Republic Crypto, a platform which opens up fundraising and early-stage startup investing within crypto, released a comprehensive overview of token distribution methods known as airdrops. The report covers different types of airdrops, the benefits of these programs, regulatory considerations, and more. The overview can be viewed here, with some of the highlights including:
- Benefits: Airdrops can be a "unique competitive" business tool that can drive greater project awareness, wider decentralization by dispersing the asset across a more diverse user base, and bootstrap a network by incentivizing early participation
- Varying types of drops: Token distribution methods can take various forms, including network drops (indiscriminate distribution to entire network), precision drops (targeted user base), exchange drops (an exchange selects which token to drop and to whom), opt-in drop (user pays for transaction fees and executes order if wanted), and merkle-mines (pioneered by Livepeer, claiming tokens submits merkle proofs).
- Drops' applications can expand beyond tokens: Getting tokens into the hands of users isn't the only application of an airdrop.
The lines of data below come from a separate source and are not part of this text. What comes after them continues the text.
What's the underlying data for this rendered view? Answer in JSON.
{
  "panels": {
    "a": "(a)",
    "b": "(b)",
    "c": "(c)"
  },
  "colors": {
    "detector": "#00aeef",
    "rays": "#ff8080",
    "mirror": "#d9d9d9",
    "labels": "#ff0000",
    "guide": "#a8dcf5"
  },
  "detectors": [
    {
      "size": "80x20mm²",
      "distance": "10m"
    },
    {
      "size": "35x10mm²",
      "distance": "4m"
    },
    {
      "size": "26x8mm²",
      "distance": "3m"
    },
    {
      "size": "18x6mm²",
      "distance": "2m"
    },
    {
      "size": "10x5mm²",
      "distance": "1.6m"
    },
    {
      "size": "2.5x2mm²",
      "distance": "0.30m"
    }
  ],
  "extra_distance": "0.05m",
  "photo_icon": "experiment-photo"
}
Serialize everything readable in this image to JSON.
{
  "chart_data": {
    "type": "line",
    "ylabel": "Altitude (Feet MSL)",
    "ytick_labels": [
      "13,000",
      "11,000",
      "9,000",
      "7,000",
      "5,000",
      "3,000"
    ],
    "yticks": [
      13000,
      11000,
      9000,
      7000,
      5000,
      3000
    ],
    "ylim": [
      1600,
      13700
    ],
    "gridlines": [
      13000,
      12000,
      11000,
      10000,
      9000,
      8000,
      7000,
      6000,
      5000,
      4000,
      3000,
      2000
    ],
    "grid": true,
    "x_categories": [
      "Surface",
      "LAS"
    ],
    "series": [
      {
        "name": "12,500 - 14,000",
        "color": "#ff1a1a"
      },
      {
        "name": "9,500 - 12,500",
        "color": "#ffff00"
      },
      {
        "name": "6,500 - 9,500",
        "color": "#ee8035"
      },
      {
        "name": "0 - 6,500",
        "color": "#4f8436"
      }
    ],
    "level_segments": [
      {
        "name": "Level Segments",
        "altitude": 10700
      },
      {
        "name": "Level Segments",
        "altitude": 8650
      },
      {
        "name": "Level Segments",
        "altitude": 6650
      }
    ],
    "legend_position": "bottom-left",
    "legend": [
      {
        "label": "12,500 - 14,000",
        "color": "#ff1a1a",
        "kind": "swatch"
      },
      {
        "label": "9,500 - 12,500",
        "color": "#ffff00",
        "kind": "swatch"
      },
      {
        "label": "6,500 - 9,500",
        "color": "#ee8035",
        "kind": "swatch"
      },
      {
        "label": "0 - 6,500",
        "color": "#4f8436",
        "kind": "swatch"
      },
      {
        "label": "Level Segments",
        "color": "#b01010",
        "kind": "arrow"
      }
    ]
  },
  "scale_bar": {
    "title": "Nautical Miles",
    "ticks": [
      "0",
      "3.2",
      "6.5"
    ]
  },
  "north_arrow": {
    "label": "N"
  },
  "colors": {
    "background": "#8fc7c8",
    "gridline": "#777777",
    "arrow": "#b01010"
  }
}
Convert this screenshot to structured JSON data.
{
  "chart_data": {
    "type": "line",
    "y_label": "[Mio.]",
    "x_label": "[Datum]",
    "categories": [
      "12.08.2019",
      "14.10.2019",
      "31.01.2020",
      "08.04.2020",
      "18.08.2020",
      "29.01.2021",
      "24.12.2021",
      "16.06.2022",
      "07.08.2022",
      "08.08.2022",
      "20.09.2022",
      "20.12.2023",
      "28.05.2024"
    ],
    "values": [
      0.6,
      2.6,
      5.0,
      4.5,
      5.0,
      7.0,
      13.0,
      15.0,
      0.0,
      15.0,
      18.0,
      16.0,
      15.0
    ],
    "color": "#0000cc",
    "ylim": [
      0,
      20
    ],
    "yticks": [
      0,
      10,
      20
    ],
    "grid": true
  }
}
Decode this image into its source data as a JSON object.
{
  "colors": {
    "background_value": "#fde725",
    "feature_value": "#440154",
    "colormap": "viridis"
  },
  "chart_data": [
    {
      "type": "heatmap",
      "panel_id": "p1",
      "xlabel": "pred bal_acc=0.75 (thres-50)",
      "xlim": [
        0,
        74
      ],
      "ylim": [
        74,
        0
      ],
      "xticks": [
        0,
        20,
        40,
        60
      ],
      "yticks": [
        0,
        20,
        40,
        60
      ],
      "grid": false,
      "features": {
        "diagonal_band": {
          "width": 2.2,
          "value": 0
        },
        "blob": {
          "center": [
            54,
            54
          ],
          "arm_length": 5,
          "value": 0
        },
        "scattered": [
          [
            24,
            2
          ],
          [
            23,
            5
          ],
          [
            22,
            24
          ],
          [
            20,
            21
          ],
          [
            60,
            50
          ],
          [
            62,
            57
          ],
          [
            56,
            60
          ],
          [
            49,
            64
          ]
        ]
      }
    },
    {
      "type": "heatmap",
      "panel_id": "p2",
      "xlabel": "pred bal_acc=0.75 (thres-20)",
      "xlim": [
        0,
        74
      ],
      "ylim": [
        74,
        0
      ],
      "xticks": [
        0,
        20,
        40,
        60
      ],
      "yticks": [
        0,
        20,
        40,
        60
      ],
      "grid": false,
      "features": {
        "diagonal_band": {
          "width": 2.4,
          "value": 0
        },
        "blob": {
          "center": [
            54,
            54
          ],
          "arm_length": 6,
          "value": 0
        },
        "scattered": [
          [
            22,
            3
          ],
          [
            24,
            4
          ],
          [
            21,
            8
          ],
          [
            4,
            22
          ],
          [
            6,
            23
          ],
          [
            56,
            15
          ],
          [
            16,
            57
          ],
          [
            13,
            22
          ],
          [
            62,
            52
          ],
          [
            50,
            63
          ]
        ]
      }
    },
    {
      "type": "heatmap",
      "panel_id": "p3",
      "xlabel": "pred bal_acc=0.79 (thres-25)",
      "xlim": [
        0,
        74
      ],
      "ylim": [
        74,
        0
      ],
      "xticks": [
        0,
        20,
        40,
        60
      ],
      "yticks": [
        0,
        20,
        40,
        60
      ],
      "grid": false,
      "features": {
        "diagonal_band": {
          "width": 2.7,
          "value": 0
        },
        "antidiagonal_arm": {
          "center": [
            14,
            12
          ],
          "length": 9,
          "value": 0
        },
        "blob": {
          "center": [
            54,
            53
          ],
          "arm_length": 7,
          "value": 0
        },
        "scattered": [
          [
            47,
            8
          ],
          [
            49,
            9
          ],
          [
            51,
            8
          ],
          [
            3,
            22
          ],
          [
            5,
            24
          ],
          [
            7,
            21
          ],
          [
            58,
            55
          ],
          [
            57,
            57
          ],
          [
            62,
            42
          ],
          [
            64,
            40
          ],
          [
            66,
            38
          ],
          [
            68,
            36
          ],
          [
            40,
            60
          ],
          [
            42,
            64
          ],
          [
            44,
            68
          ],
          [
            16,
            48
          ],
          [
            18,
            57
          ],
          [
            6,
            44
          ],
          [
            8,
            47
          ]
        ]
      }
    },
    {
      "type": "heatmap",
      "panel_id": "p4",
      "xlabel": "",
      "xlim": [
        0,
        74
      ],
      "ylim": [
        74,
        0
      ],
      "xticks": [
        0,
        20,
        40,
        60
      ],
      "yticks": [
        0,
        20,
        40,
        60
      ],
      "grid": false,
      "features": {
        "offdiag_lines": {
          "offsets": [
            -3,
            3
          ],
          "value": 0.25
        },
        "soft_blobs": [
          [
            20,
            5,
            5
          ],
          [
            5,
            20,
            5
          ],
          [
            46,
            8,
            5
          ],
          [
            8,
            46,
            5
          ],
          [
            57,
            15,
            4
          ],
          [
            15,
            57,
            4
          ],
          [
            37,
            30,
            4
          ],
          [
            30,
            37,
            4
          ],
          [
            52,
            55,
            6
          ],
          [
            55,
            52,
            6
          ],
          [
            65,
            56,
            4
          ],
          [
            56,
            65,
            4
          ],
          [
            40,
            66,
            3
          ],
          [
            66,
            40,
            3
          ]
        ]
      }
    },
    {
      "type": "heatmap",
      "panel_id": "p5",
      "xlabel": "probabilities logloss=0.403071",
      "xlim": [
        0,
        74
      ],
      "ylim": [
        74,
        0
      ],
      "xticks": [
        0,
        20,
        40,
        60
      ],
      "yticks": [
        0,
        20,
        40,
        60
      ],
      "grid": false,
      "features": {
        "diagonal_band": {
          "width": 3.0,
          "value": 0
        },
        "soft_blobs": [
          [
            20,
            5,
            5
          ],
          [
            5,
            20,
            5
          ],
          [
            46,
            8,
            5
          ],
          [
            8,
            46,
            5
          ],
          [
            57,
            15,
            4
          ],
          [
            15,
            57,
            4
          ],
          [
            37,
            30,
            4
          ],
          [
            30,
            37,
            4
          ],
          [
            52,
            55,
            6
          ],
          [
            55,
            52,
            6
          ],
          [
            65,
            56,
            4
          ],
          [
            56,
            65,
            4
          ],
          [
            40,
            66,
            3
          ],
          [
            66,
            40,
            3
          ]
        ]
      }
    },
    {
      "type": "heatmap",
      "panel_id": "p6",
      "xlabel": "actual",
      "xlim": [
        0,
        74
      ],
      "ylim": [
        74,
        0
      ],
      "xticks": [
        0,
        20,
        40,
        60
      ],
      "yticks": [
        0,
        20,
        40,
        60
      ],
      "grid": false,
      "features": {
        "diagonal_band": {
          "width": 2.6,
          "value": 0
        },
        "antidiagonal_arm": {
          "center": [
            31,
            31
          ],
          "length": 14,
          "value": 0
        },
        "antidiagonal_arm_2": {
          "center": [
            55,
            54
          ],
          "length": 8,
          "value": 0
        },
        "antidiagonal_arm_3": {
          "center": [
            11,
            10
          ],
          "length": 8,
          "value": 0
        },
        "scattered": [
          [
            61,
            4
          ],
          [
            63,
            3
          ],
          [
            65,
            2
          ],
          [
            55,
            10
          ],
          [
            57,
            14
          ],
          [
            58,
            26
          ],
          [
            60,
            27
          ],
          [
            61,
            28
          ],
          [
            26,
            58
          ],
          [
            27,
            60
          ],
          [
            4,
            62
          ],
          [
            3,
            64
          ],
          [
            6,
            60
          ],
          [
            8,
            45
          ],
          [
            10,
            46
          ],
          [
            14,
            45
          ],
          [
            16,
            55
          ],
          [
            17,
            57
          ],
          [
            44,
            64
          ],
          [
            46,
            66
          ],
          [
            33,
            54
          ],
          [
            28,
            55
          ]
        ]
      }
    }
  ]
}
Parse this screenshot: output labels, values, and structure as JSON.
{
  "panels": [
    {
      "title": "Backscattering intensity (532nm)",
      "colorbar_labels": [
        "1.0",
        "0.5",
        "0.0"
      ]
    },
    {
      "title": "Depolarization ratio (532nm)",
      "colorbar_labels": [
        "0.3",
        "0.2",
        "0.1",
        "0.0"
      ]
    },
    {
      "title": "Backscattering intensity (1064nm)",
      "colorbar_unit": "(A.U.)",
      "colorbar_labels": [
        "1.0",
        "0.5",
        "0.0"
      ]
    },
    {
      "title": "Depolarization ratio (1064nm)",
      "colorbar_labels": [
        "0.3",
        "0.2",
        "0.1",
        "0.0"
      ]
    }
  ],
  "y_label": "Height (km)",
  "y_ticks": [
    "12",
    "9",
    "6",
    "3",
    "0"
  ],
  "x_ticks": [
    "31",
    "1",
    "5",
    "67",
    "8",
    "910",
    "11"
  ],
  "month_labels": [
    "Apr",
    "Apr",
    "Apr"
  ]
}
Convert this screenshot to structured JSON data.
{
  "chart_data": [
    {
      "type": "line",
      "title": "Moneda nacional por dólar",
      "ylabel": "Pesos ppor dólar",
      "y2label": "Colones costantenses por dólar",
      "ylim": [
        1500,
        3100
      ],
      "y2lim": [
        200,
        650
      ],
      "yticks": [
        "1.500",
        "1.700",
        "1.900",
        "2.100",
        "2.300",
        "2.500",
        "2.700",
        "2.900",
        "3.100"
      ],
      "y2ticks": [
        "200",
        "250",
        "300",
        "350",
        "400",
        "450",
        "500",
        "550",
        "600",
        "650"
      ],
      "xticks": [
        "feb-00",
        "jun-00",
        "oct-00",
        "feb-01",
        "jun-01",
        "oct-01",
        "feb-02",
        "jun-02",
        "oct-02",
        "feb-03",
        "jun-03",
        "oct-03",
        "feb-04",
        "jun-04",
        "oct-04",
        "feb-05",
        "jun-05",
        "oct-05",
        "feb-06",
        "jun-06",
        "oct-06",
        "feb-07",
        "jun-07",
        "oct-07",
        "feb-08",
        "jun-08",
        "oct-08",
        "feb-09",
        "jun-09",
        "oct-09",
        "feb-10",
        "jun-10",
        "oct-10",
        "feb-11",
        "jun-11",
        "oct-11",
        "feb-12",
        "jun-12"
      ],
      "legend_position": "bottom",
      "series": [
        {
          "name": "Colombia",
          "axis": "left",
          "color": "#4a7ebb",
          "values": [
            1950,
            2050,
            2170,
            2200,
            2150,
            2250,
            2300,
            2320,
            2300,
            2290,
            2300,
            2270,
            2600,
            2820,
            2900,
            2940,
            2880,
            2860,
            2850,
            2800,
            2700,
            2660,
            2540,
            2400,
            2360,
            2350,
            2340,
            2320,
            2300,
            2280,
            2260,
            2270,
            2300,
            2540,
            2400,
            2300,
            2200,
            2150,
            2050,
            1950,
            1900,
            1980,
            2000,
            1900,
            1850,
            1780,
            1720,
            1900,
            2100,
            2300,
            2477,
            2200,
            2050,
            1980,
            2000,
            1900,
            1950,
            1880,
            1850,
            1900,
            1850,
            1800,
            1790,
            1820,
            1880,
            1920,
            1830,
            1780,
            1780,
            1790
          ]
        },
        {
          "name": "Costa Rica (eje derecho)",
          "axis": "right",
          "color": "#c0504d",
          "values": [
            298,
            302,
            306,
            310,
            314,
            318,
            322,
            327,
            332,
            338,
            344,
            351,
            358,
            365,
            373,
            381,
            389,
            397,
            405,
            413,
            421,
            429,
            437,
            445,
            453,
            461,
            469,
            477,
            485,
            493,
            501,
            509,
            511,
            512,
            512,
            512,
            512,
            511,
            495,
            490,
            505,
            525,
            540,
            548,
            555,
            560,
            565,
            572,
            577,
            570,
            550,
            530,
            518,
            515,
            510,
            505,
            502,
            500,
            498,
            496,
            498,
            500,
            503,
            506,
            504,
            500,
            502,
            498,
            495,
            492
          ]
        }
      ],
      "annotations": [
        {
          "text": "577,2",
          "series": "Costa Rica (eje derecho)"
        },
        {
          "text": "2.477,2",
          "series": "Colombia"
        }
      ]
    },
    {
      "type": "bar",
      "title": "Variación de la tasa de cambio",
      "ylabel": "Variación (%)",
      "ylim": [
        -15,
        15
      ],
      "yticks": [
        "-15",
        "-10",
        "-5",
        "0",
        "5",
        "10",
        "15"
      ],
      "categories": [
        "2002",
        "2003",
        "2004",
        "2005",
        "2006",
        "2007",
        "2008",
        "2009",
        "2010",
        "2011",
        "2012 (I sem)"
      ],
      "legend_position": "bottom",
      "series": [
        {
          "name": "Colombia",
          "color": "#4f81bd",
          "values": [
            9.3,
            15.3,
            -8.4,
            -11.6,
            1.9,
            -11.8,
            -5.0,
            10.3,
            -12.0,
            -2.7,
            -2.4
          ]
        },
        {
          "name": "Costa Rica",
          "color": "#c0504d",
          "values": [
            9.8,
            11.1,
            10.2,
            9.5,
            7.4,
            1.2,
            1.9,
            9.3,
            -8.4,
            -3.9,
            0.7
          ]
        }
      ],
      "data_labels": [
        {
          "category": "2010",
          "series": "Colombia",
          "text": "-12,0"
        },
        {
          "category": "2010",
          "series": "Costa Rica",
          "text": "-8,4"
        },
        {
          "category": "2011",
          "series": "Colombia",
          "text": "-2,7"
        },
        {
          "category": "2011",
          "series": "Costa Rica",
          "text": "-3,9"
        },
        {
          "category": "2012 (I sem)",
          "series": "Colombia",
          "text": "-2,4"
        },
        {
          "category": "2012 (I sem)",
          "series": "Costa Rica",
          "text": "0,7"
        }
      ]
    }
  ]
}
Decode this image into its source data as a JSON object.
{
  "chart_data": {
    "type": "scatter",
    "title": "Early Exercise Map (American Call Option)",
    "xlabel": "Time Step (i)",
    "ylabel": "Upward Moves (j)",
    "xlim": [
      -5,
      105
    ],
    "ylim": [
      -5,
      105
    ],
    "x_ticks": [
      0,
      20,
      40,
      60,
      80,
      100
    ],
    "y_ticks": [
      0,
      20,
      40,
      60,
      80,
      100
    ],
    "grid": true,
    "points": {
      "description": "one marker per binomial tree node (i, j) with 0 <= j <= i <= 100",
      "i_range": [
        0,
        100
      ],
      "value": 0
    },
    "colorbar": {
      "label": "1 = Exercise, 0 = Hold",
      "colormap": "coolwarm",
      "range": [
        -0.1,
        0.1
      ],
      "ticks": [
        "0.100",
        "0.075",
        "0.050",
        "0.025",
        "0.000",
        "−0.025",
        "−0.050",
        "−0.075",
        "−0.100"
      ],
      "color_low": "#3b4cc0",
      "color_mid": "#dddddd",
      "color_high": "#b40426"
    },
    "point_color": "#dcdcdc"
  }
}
Distribution can include digital collectibles or NFTs, algorithmic stablecoins, and drive competitive advantages over competing projects.
- Regulation considerations matter: A Reg CF (Crowd Fund) structured airdrop campaign is likely the most cost-effective way of distributing private securities to both accredited and unaccredited investors. The report also dispels common airdrop misconceptions such as contamination, drops to over 500 unaccredited investors forcing public reporting, and the inability to trade tokens on a secondary market.
- Airdrops are similar to common referral/reward programs: Other examples of common "airdrop" like programs include PayPal offering $20 worth of in-network credit for early users, Starbucks' $5 coupon for registering for their app, and Robinhood offering free stocks up to $500 in value for new users.